As with 14 other finalists, Tim Brown is awaiting word on whether he will be elected into the NFL Hall of Fame. As great as an honor that induction would be, Brown said he is not letting the hoopla consume him.
A star receiver from 1988 through 2004, Brown is a finalist for the sixth straight year. Selections will be announced Jan. 31 in Phoenix, Ariz., prior to the Super Bowl the following day.
Brown will be at the Billy Graham Library in Charlotte, N.C., from 1-3 p.m. on Jan. 24, to sign copies of his book The Making of a Man: How Men and Boys Honor God and Live With Integrity.
“The first couple of years I was devastated by not getting in,” Brown said. “But at this particular point, I realize why I’m here and what I’m supposed to be doing, and that’s what I’m going to focus on.”
Brown did add, however, “Hopefully it will happen this year.”
If Brown’s mother had had her way, the perennial NFL Pro Bowler and 1987 Heisman Trophy winner from the University of Notre Dame would have never played football. Instead, he would have made his mark playing bass drum for the high school marching band.
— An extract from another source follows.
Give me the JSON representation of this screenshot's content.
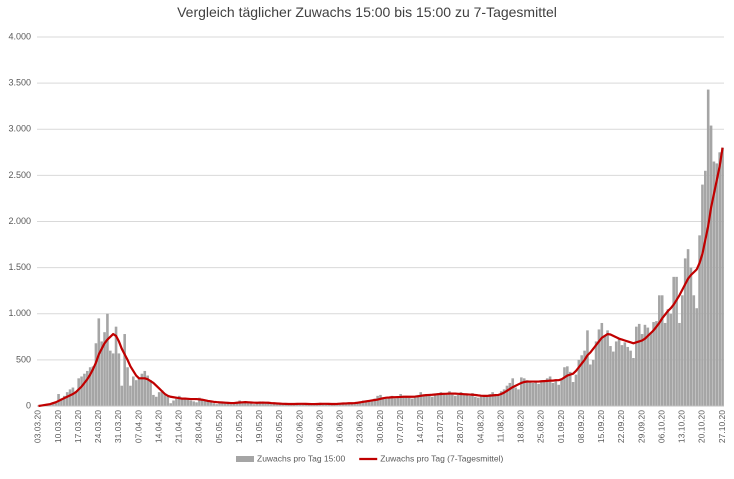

“My mom never got caught up in my athletic accomplishments,” Brown said. “She didn’t even want me to play football because she was afraid I’d get hurt.”
As a high school sophomore, Brown secretly had his dad sign permission papers so he could play football. That didn’t sit too well with his mom when she found out.
“Mama thought I was going to the games to play in the band,” he said. “She wasn’t too happy to learn that I was playing and that I’d gone behind her back.”
Brown, however, did listen to his mother—as did his five siblings—when it came to going to church. She made sure of that.
“I was very aware of who God was, but being aware of who He is and living for Him is something totally different,” Brown said.
Though he excelled on the field, Brown wrestled with issues of purity. He had no problem staying away from alcohol and drugs. His greatest battle was pre-marital sex. He fathered a child outside of wedlock, learning he was to become a father after his graduation from Notre Dame.
“I knew the score from my Sunday school lessons that pre-marital sex was a sin and displeased God,” he said. “I clearly knew the long-term consequences, both to your health and to your relationship with God. But I was self-absorbed and gave in, beginning in high school.”
Brown’s weaknesses eventually led to despondency, so much so, he couldn’t stand looking at himself in the mirror. He even shaved in the dark.
Brown’s struggles came to a head on June 6, 1996, a few days after breaking up with a different girlfriend. At 3 a.m., he got down on his knees and prayed, “Lord, I absolutely can’t do this anymore. I need You by me, in me, around me at all times. I need Your help, right now, tomorrow and for the rest of my life.”
Brown has since married. He and his wife, Sherice—a vibrant Christian—have four children, including the son he fathered earlier. His twins—a boy and a girl—were born about 90 minutes after Tampa Bay thrashed Oakland in the Super Bowl on Jan. 26, 2003. He made it to the hospital, just in time to witness the birth.
That was the closest Brown got to a Super Bowl ring. He retired a year later.
But Brown believes his journey of faith outshines his on-field accomplishments. “All of my football achievements pale in comparison to my relationship with Jesus Christ. Magnifying God and serving and worshiping Him and bringing others to the Lord is a far greater legacy to leave behind.”